Familiar ground, new heights

Self-styled “change managers” can try to rewire human nature or comport SharePoint to operational realities. For most of us that is not a hard decision.

SharePoint provides straightforward and painless integration for familiar workplace tools. The MS Office integration of SharePoint enables users to leverage what they already know and do it in ways that speed the process and expand the knowledge:

  • Local control—Can’t assume the definitive status of a group undertaking? Import your Excel file as a SharePoint list, and your version of events is no longer “local,” but rather the definitive status report for your team to be updating.
  • Inbound e-mail—Can’t log in to SharePoint? E-mail your attachments to the right library (and we embed those addresses in the group e-mail contact directory).
  • Project histories—Can’t figure out client status? Run reports out of your accounting systems that update bookings. You can then showcase project status and client histories in SharePoint team sites.

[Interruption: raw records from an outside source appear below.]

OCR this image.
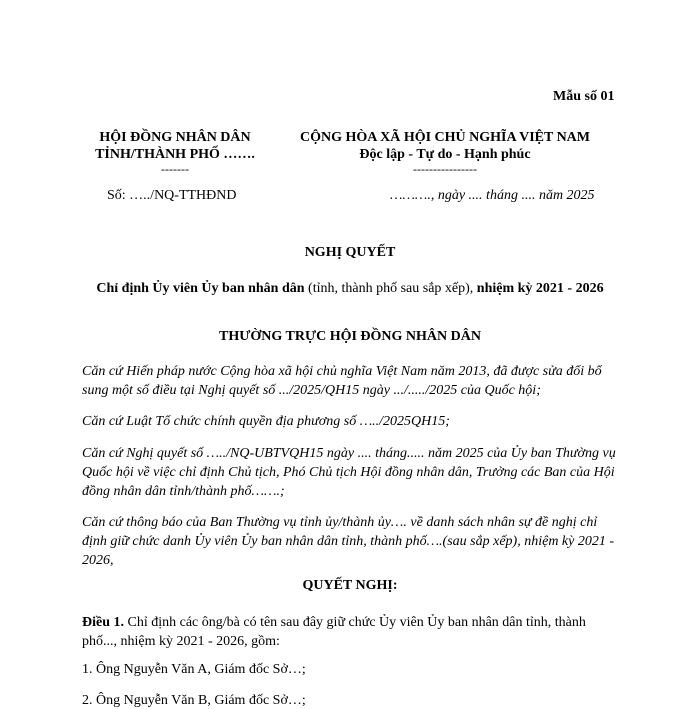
Mẫu số 01
HỘI ĐỒNG NHÂN DÂN
TỈNH/THÀNH PHỐ …….
-------
Số: …../NQ-TTHĐND
CỘNG HÒA XÃ HỘI CHỦ NGHĨA VIỆT NAM
Độc lập - Tự do - Hạnh phúc
----------------
………., ngày .... tháng .... năm 2025
NGHỊ QUYẾT
Chỉ định Ủy viên Ủy ban nhân dân (tỉnh, thành phố sau sắp xếp), nhiệm kỳ 2021 - 2026
THƯỜNG TRỰC HỘI ĐỒNG NHÂN DÂN
Căn cứ Hiến pháp nước Cộng hòa xã hội chủ nghĩa Việt Nam năm 2013, đã được sửa đổi bổ sung một số điều tại Nghị quyết số .../2025/QH15 ngày .../...../2025 của Quốc hội;
Căn cứ Luật Tổ chức chính quyền địa phương số …../2025QH15;
Căn cứ Nghị quyết số …../NQ-UBTVQH15 ngày .... tháng..... năm 2025 của Ủy ban Thường vụ Quốc hội về việc chỉ định Chủ tịch, Phó Chủ tịch Hội đồng nhân dân, Trưởng các Ban của Hội đồng nhân dân tỉnh/thành phố…….;
Căn cứ thông báo của Ban Thường vụ tỉnh ủy/thành ủy…. về danh sách nhân sự đề nghị chỉ định giữ chức danh Ủy viên Ủy ban nhân dân tỉnh, thành phố….(sau sắp xếp), nhiệm kỳ 2021 - 2026,
QUYẾT NGHỊ:
Điều 1. Chỉ định các ông/bà có tên sau đây giữ chức Ủy viên Ủy ban nhân dân tỉnh, thành phố..., nhiệm kỳ 2021 - 2026, gồm:
1. Ông Nguyễn Văn A, Giám đốc Sở…;
2. Ông Nguyễn Văn B, Giám đốc Sở…;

The key question isn’t about which application does what. It’s about staging all those stovepipes in one place so that your users can gain the perspective they need and the transparency they deserve. As straightforward as those examples are, your own priorities can vary as widely as the tool’s capabilities.

The key is connecting single operations to the larger organization. Reaching outside the immediate project circle is as essential as the most unwavering sponsorship. Then everyone’s on the deployment hook—and no one’s left holding the bag.